TOP TRIO: (l-r) First editor Flip Fraser, founder Val McCalla and deputy editor Sharon Ali

AS WE usher in another Carnival weekend, The Voice team also celebrates their 33rd birthday!

Founded by the late Jamaican-born entrepreneur Val McCalla, The Voice was launched at the famed Notting Hill street party on August 30, 1982.

Edited by the late Flip Fraser, the first issue of the publication was branded the ‘1982 Souvenir Carnival Edition’.

The front page story highlighted the plight of an east London family who were being targeted by a racist gang – ushering in the start of the paper’s reputation for campaigning on the behalf of black Britain.


POWERUL: The first edition of The Voice

The Voice has, of course, gone on to enjoy over three decades in the publishing industry, covering countless black-interest stories from the worlds of news, entertainment, sports and more.

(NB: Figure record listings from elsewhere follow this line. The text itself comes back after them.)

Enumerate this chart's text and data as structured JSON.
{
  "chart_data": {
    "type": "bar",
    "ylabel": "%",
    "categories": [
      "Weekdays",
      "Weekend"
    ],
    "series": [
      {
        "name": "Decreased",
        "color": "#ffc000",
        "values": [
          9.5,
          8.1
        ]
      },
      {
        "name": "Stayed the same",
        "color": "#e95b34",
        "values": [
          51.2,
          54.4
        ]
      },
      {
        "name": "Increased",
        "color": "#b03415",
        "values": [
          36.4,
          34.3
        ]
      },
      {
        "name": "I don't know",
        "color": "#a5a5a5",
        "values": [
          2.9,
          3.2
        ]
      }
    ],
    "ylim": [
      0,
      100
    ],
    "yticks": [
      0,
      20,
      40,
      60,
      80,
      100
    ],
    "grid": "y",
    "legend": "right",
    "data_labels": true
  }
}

Author Lee Pinkerton joined The Voice as an arts writer in 1997 and went on to become arts editor. Reflecting on his time with the company, he said: “Although I didn’t appreciate it at the time, The Voice provided the best days of my working life so far.

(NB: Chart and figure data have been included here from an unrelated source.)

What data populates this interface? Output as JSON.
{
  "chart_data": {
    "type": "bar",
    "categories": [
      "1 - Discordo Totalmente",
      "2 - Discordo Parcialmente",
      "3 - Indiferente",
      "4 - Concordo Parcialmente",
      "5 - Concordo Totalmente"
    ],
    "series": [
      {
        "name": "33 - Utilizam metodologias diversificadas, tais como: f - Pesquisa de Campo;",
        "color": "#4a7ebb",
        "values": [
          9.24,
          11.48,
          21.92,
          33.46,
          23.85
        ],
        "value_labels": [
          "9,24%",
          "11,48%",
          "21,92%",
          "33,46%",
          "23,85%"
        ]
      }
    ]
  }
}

“Back in the 90s, it felt like we were doing important work and being based on Coldharbour Lane in Brixton, it was like we were right in the centre of Britain’s black community.”

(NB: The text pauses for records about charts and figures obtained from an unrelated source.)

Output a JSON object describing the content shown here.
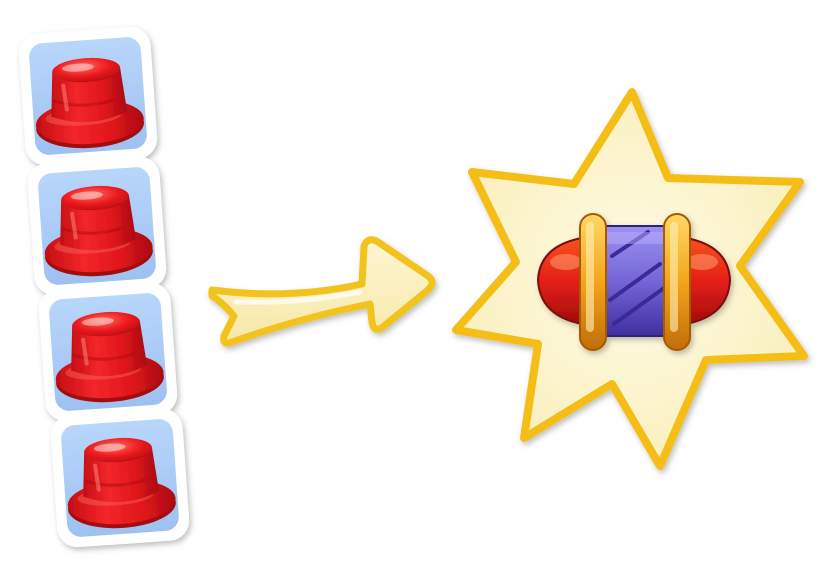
{
  "tutorial": {
    "input_pieces": {
      "count": 4,
      "piece_type": "red-button-icon",
      "tile_color": "#a9c9f5",
      "piece_color": "#e8141a"
    },
    "transition_icon": "arrow-right-icon",
    "result": {
      "piece_type": "rocket-booster-icon",
      "burst_color": "#fbf3c6",
      "burst_outline": "#f6c21c",
      "body_color": "#7b6fd6",
      "cap_color": "#e3211a",
      "ring_color": "#f5a51a"
    }
  }
}
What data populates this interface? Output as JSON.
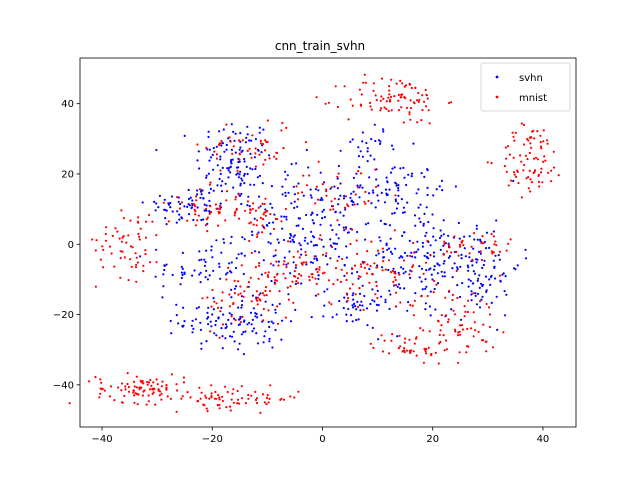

Former news editor Lester Holloway also remembers his time at The Voice with fondness.


VISIONARY: Val McCalla

"I have many happy memories and some hilarious ones,” says Holloway, who joined the paper as a reporter in 2002, before becoming a senior reporter and then news editor. “The paper has always been full of characters who teach you what to do, and occasionally what not to do.

"There has always been an amazing commitment to serving the black community and the spirit of 1985 when the late Val McCalla and others set it up, still lives on.

Holloway, who still writes for The Voice on occasion, added: "Some brilliant journalists have passed through the company's doors, and where they have gone into the mainstream, I believe they've taken with them a stronger commitment to reflecting our communities positively.”

Today, The Voice continues to be ‘the voice’ of black Britain, celebrating our triumphs while still addressing the challenges faced within our community.


WHERE WE ARE TODAY: The current issue of The Voice

Covering news, entertainment and much more, the paper reflects the diverse interests of black Britain, while giving light to stories that may not receive exposure in mainstream media.

In the current issue of the newspaper, we celebrate the academic success of 16-year-old Caija Addai, who scored 10 A* grades at GCSE; we salute Birmingham hero Hector Pinkey, a karate expert who fought off thugs who tried to steal his car; and we profile cultural events organisation Open The Gate, which showcases the best in African culture.

There is also an abundance of entertainment news in the publication’s arts and ents section Life & Style, including an exclusive interview with reggae veteran Judy; Mowatt; an exploration of sound system culture; and a celebration of Trinidad and Tobago ahead of the islands’ 53rd anniversary of independence tomorrow (August 31).


DIVERSE: Arts and entertainment section Life & Style

While the print edition of The Voice continues to hit newsstands every Thursday, the rise of the digital age provided the launch pad for The Voice website, which has gone from strength to strength, introducing the publication to a new generation of readers.

Dionne Grant, online editor said: “It has been a humbling experience watching our online presence grow. We have a dedicated team who ensure the website is packed full of stories from the world of politics, music, film and most importantly, news from the community we serve.

“I joined the company on work experience and I’m grateful to have earned the opportunity to build my journalism career and work with a host of great people over the years. Happy birthday to us!”

Reflecting on the company’s history, managing director George Ruddock said: “As The Voice newspaper marks another anniversary milestone in its illustrious history, it gives us great pride that we are able to deliver a first class publication each week to the many readers who have remained loyal throughout the last 33 years.

“Since its inception, The Voice newspaper has set out to be the voice of the black community in Britain and today we remain true to that promise.

“Not only do we continue to make the newspaper newsworthy and a ‘must buy’ each week, but The Voice online, with its daily news updates, is also growing in popularity among readers in the UK and overseas. We thank our readers for their continued support.”

The Voice would like to thank all of our readers for your continued support. We wouldn’t be here without you.